Of course, by the time everybody’s figured out how to handle wearables, chances are technology will have moved on. “Honestly, I think this is all going to be quaint in a few years,” says Haberstroh. “In five or 10 years, I think we’re going to have embeddables, if they’re not already here. A blood tracker, a pill, a device that you get installed under your skin. What’ll we do then? If you don’t strap it on, it’s just in your body constantly. How do you police that? This is just the tip of the iceberg.”

As the technology continues to advance, so do the possibilities for teams to gather ever more data on their players. Could studying a player’s brain help understand their decision-making? Haberstroh thinks it might—and wouldn’t be surprised if teams start trying to track that as well. Could teams try to push toward genetic testing? Milstein believes there’s a possibility, considering the long history of players with genetic abnormalities that adversely affected their playing careers—and especially considering that congressional Republicans may axe regulations prohibiting employers from discriminating based on DNA testing.

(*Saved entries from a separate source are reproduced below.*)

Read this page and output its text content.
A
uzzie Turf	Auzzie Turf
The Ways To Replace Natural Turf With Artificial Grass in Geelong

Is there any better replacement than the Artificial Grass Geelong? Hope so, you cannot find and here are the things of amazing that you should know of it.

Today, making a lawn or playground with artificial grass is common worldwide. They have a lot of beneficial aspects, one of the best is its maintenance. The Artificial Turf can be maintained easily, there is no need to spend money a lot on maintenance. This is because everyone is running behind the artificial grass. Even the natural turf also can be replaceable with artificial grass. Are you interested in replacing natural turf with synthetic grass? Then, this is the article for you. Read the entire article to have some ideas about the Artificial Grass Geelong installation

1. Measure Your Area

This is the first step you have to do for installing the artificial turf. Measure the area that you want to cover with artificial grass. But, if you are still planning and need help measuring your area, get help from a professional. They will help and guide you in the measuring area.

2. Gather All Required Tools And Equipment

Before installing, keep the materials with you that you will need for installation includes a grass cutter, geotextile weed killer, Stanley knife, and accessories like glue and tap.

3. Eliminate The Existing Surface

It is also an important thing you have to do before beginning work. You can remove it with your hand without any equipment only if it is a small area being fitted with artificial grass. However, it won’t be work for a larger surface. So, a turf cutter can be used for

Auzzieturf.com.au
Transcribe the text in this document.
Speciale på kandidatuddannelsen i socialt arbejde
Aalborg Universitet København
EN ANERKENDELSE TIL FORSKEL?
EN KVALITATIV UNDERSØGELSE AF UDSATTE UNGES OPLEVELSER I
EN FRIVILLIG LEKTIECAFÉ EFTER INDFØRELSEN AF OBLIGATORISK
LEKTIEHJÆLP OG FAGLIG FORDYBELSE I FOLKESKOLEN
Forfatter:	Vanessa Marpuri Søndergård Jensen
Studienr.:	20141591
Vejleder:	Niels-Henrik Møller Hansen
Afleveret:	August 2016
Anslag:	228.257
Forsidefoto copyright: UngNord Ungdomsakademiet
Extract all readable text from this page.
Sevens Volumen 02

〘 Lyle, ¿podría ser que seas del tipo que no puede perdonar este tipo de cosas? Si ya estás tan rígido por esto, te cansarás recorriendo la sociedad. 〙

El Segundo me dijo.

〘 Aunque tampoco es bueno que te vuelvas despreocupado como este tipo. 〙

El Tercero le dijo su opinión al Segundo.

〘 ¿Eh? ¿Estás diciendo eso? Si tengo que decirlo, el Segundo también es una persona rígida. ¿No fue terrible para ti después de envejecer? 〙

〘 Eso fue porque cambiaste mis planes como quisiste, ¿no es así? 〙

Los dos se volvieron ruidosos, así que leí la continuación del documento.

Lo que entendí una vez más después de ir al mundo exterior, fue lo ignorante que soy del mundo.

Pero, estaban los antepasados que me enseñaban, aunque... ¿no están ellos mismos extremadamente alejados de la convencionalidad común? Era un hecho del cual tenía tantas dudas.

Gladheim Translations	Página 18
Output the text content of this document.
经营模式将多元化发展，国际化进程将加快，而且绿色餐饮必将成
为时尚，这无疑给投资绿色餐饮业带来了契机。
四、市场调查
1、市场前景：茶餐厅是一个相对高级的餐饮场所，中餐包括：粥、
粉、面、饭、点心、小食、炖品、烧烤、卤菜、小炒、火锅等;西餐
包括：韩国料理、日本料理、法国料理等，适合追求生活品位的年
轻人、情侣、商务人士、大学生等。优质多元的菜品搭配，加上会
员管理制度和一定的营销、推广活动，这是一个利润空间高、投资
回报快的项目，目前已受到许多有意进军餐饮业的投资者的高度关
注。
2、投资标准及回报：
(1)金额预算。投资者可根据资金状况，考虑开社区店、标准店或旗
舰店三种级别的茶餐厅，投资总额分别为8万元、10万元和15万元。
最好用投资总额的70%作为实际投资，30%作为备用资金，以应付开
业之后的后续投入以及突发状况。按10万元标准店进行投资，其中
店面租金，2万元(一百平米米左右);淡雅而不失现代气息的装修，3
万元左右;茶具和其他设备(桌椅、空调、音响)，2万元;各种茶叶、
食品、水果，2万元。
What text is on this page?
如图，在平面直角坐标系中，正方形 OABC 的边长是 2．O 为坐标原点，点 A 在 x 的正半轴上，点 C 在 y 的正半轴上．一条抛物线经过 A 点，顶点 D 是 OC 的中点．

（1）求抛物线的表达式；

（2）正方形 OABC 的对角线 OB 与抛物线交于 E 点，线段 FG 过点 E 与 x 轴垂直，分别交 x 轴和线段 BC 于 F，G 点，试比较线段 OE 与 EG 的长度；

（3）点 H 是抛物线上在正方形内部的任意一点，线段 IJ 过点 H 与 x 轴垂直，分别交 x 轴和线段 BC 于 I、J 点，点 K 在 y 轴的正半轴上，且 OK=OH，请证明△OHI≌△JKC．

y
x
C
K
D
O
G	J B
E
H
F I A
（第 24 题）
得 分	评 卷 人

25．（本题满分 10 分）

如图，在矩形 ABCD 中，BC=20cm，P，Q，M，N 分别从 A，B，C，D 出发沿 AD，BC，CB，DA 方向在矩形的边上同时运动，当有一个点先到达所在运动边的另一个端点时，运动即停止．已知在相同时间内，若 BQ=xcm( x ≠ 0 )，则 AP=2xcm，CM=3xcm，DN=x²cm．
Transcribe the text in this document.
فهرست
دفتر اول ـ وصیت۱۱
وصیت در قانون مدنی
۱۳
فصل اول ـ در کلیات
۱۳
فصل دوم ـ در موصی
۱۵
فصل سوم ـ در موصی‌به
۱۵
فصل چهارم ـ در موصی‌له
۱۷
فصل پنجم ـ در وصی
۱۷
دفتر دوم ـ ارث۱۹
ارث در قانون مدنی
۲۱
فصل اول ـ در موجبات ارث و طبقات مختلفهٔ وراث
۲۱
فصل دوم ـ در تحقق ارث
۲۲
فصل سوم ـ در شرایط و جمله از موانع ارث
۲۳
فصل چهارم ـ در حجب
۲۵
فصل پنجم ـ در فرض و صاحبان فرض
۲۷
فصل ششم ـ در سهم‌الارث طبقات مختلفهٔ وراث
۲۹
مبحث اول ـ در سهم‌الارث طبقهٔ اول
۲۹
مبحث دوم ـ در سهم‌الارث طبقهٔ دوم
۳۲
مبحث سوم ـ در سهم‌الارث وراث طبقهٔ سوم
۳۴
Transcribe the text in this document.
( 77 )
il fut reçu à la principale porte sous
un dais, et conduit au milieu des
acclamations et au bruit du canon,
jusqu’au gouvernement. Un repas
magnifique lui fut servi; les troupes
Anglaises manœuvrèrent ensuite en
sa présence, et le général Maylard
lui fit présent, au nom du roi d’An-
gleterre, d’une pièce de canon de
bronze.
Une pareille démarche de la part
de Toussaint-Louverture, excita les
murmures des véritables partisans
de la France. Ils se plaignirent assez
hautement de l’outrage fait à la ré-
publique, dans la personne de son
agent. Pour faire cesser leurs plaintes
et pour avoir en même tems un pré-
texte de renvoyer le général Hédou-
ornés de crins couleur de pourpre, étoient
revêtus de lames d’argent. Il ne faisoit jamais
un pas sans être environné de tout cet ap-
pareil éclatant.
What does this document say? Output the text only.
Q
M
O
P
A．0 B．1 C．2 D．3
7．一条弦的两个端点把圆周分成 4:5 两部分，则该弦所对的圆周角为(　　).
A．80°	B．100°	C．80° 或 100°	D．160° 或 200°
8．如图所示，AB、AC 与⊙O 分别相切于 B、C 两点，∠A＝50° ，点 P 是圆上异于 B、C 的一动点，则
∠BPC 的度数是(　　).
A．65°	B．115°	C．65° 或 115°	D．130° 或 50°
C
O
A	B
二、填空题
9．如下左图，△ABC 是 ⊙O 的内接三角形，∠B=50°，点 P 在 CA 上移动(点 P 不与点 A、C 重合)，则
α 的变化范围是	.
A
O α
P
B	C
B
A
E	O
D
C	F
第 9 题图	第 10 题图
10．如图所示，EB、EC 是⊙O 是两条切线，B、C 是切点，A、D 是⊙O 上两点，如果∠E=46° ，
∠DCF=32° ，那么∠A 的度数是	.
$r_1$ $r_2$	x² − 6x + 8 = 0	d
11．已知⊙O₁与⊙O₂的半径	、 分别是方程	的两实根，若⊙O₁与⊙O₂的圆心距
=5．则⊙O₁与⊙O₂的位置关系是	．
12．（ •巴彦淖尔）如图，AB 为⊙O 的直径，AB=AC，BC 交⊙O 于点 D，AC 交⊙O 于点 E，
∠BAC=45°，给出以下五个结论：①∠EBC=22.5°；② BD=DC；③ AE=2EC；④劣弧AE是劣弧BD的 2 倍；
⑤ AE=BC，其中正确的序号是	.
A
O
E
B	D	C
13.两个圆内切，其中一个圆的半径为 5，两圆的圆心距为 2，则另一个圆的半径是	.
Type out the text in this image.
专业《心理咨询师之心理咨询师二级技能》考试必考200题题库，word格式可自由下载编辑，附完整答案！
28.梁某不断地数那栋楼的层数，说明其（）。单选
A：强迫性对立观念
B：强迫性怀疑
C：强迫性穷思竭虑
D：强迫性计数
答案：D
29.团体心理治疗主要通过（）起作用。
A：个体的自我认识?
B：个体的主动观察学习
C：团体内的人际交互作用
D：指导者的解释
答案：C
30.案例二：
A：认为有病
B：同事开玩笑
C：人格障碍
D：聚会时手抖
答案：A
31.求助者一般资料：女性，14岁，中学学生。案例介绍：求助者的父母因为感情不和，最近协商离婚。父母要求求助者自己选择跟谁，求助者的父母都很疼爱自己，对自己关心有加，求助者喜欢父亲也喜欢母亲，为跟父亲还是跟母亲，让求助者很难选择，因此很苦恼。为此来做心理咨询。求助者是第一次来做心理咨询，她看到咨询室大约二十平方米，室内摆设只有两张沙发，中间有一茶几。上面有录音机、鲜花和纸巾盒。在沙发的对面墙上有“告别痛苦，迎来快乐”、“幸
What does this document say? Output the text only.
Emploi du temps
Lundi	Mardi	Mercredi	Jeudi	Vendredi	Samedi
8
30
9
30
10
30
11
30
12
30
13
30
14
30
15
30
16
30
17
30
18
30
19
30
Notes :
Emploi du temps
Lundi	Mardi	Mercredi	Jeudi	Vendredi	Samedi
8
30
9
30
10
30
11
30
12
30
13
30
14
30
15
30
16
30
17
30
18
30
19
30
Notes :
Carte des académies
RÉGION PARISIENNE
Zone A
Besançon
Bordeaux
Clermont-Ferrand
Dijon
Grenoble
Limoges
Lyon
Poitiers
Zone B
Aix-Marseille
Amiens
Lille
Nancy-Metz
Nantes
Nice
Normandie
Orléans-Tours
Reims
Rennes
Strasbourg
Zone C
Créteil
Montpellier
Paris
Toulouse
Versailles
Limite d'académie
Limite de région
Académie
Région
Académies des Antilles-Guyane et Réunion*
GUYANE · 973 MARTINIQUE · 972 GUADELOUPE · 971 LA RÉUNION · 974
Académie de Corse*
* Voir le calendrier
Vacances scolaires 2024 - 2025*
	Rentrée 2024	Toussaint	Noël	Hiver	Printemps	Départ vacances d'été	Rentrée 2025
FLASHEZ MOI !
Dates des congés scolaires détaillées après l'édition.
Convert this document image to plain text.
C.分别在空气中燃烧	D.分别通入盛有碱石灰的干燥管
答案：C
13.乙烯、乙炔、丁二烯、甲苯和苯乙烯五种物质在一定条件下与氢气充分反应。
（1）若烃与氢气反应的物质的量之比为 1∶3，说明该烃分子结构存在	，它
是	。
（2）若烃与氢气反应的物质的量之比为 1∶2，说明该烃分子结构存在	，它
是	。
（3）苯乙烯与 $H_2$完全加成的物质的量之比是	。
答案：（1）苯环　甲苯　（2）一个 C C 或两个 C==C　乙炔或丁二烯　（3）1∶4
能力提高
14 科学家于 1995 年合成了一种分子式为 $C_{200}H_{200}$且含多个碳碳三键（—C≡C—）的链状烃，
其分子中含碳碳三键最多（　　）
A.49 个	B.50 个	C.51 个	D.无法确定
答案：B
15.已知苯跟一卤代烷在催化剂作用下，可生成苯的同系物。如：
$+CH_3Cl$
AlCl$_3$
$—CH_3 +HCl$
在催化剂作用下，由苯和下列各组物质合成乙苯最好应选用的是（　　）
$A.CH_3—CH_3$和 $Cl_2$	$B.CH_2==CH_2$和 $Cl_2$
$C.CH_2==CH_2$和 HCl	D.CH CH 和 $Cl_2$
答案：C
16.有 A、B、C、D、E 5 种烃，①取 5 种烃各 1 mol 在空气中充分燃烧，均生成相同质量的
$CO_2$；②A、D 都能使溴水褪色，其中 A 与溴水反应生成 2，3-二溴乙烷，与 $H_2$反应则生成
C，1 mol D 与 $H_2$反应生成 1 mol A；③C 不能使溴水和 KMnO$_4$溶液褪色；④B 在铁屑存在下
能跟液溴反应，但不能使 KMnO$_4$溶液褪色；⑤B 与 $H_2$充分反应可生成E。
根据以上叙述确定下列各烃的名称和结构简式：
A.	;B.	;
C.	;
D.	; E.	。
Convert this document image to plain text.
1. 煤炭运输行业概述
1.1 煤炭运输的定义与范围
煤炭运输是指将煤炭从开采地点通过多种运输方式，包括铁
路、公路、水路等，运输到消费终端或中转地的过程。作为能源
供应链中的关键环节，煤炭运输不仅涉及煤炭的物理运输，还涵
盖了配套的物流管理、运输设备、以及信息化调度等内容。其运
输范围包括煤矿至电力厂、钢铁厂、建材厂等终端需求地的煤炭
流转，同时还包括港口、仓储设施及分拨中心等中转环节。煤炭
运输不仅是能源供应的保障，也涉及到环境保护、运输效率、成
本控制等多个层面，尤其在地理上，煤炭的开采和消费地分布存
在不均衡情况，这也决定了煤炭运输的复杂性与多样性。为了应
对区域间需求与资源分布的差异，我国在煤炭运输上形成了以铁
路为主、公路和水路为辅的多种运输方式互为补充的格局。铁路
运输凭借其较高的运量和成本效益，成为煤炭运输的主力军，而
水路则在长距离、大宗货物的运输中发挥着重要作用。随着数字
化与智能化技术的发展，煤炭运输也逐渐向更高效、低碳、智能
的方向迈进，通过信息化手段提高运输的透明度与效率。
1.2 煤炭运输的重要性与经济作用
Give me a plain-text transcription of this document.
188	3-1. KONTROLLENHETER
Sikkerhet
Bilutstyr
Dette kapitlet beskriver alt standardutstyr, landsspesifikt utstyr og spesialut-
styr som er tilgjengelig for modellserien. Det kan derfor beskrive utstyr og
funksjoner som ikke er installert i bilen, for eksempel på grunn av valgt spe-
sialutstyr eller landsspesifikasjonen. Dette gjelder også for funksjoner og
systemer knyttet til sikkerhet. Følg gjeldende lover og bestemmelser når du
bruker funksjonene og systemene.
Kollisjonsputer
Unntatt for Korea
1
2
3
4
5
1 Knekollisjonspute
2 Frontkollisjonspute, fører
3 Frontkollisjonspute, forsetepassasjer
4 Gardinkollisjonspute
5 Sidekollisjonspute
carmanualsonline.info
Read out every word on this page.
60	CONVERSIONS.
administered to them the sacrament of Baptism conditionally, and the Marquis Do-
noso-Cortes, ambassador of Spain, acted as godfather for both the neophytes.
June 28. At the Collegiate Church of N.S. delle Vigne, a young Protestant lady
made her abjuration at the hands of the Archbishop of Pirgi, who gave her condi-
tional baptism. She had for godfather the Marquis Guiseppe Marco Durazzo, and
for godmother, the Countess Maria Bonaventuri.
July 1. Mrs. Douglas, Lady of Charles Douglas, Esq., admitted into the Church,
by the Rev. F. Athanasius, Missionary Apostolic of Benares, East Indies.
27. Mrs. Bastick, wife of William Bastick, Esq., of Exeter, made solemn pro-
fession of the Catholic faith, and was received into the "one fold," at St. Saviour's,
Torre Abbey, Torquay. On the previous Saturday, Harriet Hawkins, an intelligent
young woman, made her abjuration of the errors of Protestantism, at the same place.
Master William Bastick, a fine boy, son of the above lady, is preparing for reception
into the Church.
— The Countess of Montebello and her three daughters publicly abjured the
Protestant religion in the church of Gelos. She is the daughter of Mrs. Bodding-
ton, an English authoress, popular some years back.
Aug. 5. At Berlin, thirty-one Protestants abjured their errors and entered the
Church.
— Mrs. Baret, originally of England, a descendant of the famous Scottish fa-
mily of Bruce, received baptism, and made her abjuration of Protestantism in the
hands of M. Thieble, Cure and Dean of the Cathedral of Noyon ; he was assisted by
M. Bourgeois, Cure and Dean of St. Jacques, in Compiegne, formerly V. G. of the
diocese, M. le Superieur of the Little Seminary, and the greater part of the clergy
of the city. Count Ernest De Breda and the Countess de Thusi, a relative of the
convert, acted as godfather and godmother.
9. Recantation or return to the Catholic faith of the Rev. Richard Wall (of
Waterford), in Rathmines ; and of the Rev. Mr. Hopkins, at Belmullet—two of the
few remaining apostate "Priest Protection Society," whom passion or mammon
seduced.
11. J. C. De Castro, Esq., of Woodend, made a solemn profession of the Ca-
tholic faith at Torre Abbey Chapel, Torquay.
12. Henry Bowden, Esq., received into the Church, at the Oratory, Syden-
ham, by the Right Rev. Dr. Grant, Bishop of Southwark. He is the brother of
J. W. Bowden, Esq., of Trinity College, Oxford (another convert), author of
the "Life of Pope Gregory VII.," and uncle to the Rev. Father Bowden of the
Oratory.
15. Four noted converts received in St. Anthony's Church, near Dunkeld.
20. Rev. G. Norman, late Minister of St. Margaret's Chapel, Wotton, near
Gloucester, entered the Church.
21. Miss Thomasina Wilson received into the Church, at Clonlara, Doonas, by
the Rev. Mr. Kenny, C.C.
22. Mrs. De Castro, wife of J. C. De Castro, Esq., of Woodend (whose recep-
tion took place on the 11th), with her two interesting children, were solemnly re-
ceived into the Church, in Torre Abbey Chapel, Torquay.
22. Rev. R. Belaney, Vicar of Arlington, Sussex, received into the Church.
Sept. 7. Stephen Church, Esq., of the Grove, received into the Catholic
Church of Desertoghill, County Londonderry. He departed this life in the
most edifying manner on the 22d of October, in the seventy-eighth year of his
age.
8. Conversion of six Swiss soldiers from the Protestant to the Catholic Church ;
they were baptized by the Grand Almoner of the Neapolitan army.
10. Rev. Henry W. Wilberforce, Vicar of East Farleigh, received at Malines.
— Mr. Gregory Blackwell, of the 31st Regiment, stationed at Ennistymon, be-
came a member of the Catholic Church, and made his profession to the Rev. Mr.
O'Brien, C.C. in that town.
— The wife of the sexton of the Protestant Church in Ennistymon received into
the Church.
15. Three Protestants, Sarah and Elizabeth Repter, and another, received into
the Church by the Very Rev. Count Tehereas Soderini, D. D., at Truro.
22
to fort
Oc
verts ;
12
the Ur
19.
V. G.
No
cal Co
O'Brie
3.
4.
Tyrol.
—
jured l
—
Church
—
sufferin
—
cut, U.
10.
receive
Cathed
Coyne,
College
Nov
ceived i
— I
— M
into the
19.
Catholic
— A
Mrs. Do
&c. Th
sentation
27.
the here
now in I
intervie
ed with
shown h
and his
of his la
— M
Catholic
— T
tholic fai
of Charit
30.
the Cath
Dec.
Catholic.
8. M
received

Despite assurances that biometric data will be used to develop strategies that could prolong their careers, players have ample reason to believe that the information may also result in a big bite out of their future earnings. With the liberal application of money and time, and with the technology already making its way into games in a much more limited capacity, general consensus seems to be that wearables will be arriving in American professional sports in full force. With that integration, though, will come an array of problems, both logistical and ethical, for the leagues to sort out, whether they’re equipped to do so or not.